Gee, I thought there was no difference: According to a study done for the European Space Agency (ESA), scientists have concluded that sending a four person all-female crew to Mars would have significant advantages over either a mixed sex crew or an all-male crew.

From the paper’s conclusion:

These estimated differences result from lower resting and exercising O2 requirements (based on available astronaut data) of theoretical female astronauts, who are lighter than theoretical male astronauts at equivalent statures and have lower relative VO2max values. These data, combined with the move towards smaller diameter space habitat modules, suggest that there may be a number of operational advantages to all-female crews during future human space exploration missions.

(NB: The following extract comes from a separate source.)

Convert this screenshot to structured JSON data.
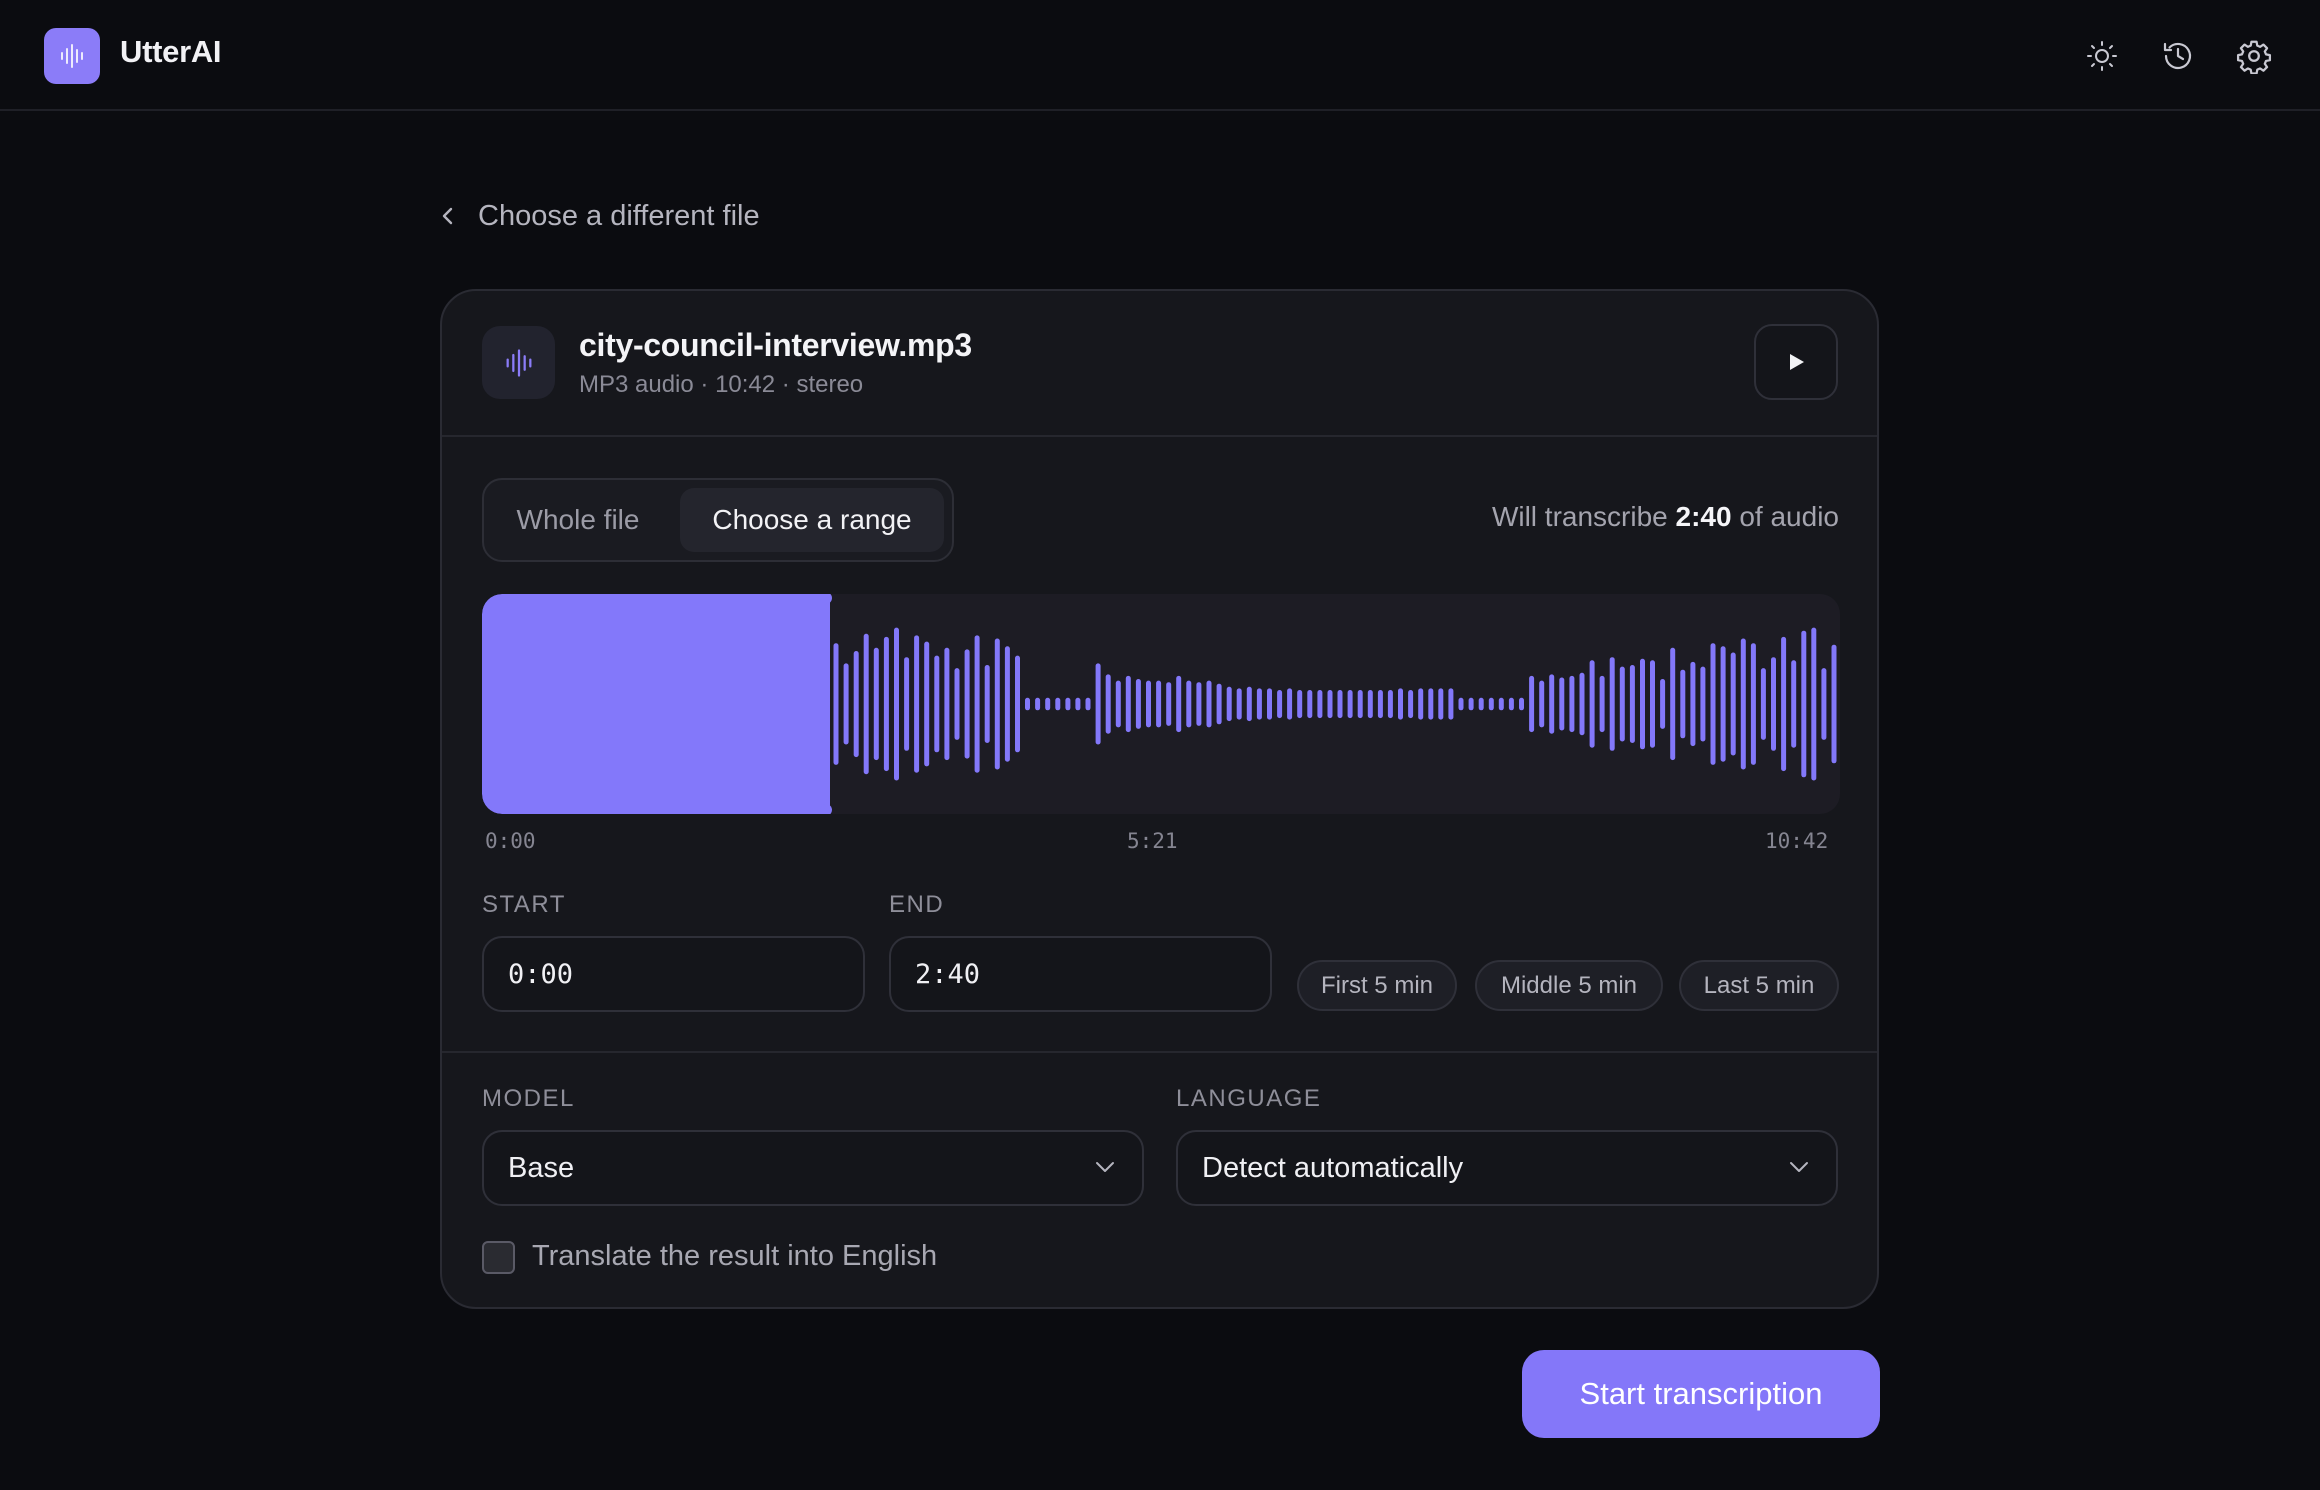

While there may be some minor operational advantages to only flying female astronauts on long missions, those advantages pale in comparison to the loss to humanity in the long run. You can’t settle a new world with one sex. Nor can you learn how to get there if you build your spacecraft capable of only meeting the minimum requirements.

If you go, everyone must go, or else the goal is not inclusive and diverse. Or as reader Milt noted to me when he sent me this story:

Of course, every research finding that is reported in this article flies in the face of the woke conventional wisdom that “there are no differences between men and women,” and — even better — male astronauts who wish to transition to being women must then be accepted as female in terms of mission planning, etc., lest NASA or the ESA be accused of transphobia.

In other words, this study and the entire “transgender” movement reveal the real leftist goal: Power and control. In the first case, the study says: “Give the job only to our favored oppressed sex!” In the second case the “transgender” movement says: “Obey our whims no matter what!”

Facts only matter when they help this leftist movement gain power and control. When the facts are inconvenient, the facts are tossed aside and it is the emotions that must rule.